Author's note: This is the second installment of Elizabeth Boyer's sexual memoir. The actual document is lovingly bound in a royal purple folio with a gold border. Each page is heavy linen stock and is written in Liz's small delicate hand. Pictures, when they've been included, have paper frames and are covered by acetate film. It's obvious that she has taken great pains to produce something that she considers larger than herself. I'm sure many would describe it as the work of a consummate narcissist. A charge that I think Liz herself might well agree with. I'm deeply moved by her willingness to share this with me, and my only regret is that I am unable to share the pictures which reveal a seriously beautiful woman.
My Life
It seems a bit silly to include a biography in my memoir, after all this is intended to be my secret and just for me. However, as much as I may wish to just go on to other, and more interesting, things I have a nagging feeling that this part is necessary. So I will do my best to keep it brief.
I was born in Savannah, Georgia in 1933. My father was a prominent businessman in the city and my mother was from one of the old line Savannah families that traced their roots back before the Revolutionary War. I had two older brothers and I was raised to be a southern lady. I attended St. Anselmo Prep and was a good, but not great student. I dated a few times before my debutante ball, but nothing serious.
I had never really thought about what I wanted to do when I grew up because my path seemed obvious. Like all of the girls in my circle, we were being raised with the idea that we would marry a man from our social class. He would earn a living and my role would be to bear his children and ensure his happiness. There was never any allowance that I might desire to walk a different path. Looking back on my adolescent years, I'm embarrassed by how shallow and self-indulgent I was.
As I blossomed into adulthood and stopped growing, I topped out at five-five and one hundred and twenty pounds. I had my mother's light brown hair and my father's green eyes. My pale skin was flawless and my breasts required a C-cup. I felt quite at home in the body that God had given me, and I rejoiced in my femininity.
After high school, I was admitted to the College of Charleston. I chose general studies because I didn't see my attendance as critical to selecting a career as it was to selecting a husband. But it was there that life threw me a curveball.

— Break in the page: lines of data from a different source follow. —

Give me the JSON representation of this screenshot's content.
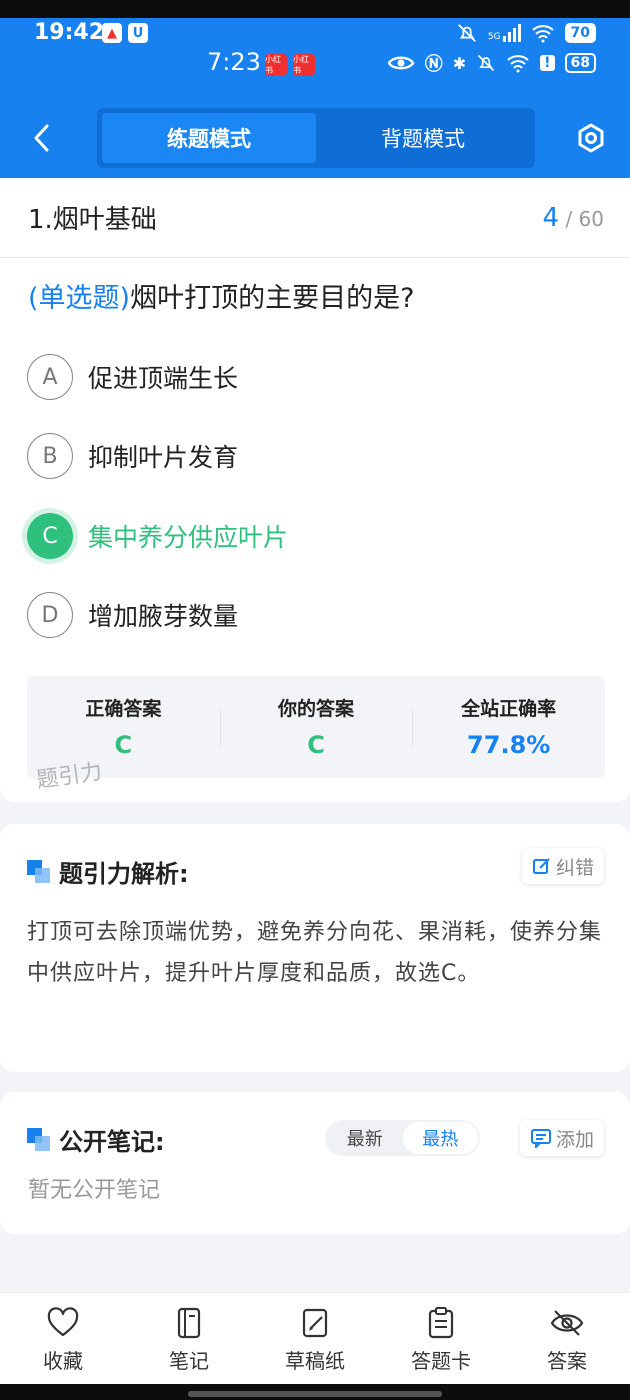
{
  "status_bar": {
    "time_primary": "19:42",
    "time_secondary": "7:23",
    "badge_red_label": "小红书",
    "battery_primary": "70",
    "battery_secondary": "68",
    "network_label": "5G"
  },
  "header": {
    "back_icon": "chevron-left-icon",
    "tabs": [
      {
        "label": "练题模式",
        "active": true
      },
      {
        "label": "背题模式",
        "active": false
      }
    ],
    "settings_icon": "hexagon-settings-icon"
  },
  "question": {
    "section": "1.烟叶基础",
    "current": "4",
    "total": "/ 60",
    "type": "(单选题)",
    "text": "烟叶打顶的主要目的是?",
    "options": [
      {
        "letter": "A",
        "text": "促进顶端生长",
        "state": "normal"
      },
      {
        "letter": "B",
        "text": "抑制叶片发育",
        "state": "normal"
      },
      {
        "letter": "C",
        "text": "集中养分供应叶片",
        "state": "correct"
      },
      {
        "letter": "D",
        "text": "增加腋芽数量",
        "state": "normal"
      }
    ]
  },
  "stats": {
    "correct_answer_label": "正确答案",
    "correct_answer_value": "C",
    "your_answer_label": "你的答案",
    "your_answer_value": "C",
    "accuracy_label": "全站正确率",
    "accuracy_value": "77.8%"
  },
  "watermark": "题引力",
  "analysis": {
    "title": "题引力解析:",
    "report_label": "纠错",
    "text": "打顶可去除顶端优势，避免养分向花、果消耗，使养分集中供应叶片，提升叶片厚度和品质，故选C。"
  },
  "notes": {
    "title": "公开笔记:",
    "sort_options": [
      {
        "label": "最新",
        "active": false
      },
      {
        "label": "最热",
        "active": true
      }
    ],
    "add_label": "添加",
    "empty_text": "暂无公开笔记"
  },
  "bottom_nav": [
    {
      "label": "收藏",
      "icon": "heart-icon"
    },
    {
      "label": "笔记",
      "icon": "notebook-icon"
    },
    {
      "label": "草稿纸",
      "icon": "draft-pad-icon"
    },
    {
      "label": "答题卡",
      "icon": "answer-sheet-icon"
    },
    {
      "label": "答案",
      "icon": "eye-off-icon"
    }
  ],
  "colors": {
    "brand_blue": "#1781f0",
    "correct_green": "#2fc07e"
  }
}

During a routine gyno exam, it was discovered that I displayed symptoms of polycystic ovary syndrome or PCOS. It was treatable but not curable. The bottom line was that I was infertile. I would never bear children. I cried for days and when I told my parents, I thought my mother was going to die. I withdrew from college and for the next two years, I worked for my father in the family business where I learned that I have a rare skill. It seems that I have a talent for explaining complicated things in simple and understandable ways.
In the mid-1950s, computers were just beginning to come on the scene as something that businesses could actually use and I got in on the ground floor. Over the next twenty years, I worked for eight different companies and my job was to explain their products to their customers. Today those people are called Tech Reps, but I did so much more. I was introducing a whole new concept to the business world and I got paid well for my efforts.
I traveled a lot in those years and I used the opportunity to indulge my exhibitionist fetish. I'll be describing some of my more memorable experiences later in this memoir, as well as some of the sexual partners I found along the way.
I was almost forty when I met Ben Boyer. Ben was one of the five commissioners in the Federal Trade Commission and I met him when they were investigating the computer industry for antitrust allegations. He was from Georgia like me and was married with three kids. We had a hot and heavy affair for two years before his wife found out. After their divorce, he asked me to marry him and like a fool, I did. I moved to Washington and quit my job.
It was Ben who introduced me to the Freyja Club and that ended up being a turning point in my life. Never had I felt so complete. I was finally able to fully explore all of the elements of my sexuality safely and securely and my happiness blossomed. For a while, Ben and I were regulars at the club until one day Ben told me that he was leaving me for his secretary. The divorce was messy. I hired the best lawyer in town and by the time we settled, I had the house in Washington and seventy percent of our investments. I had more money than I could ever possibly spend in this lifetime. Ben moved to California and I understand has squandered his money and become an alcoholic. I like to think I had something to do with that. I don't think very much about Ben anymore, but when I do the words that most come to mind are... "Good riddance."
Since Ben left, I've become involved in a number of social and philanthropic associations and my network of friends has expanded. One of my more enjoyable endeavors is finding young men for the position of steward in the Freyja Club. I will be discussing this new and interesting activity in much more detail later in this memoir, but now, at the age of fifty-four, I am as happy as I've ever been. Sometimes I do look longingly back at the roads not taken and I do wish I could have experienced motherhood, but all-in-all, I am content.
My Mirrors and a Camera
Are all exhibitionists narcissists? I think so and I know that I am. I am fascinated with the image of myself that I could see every day in the mirror.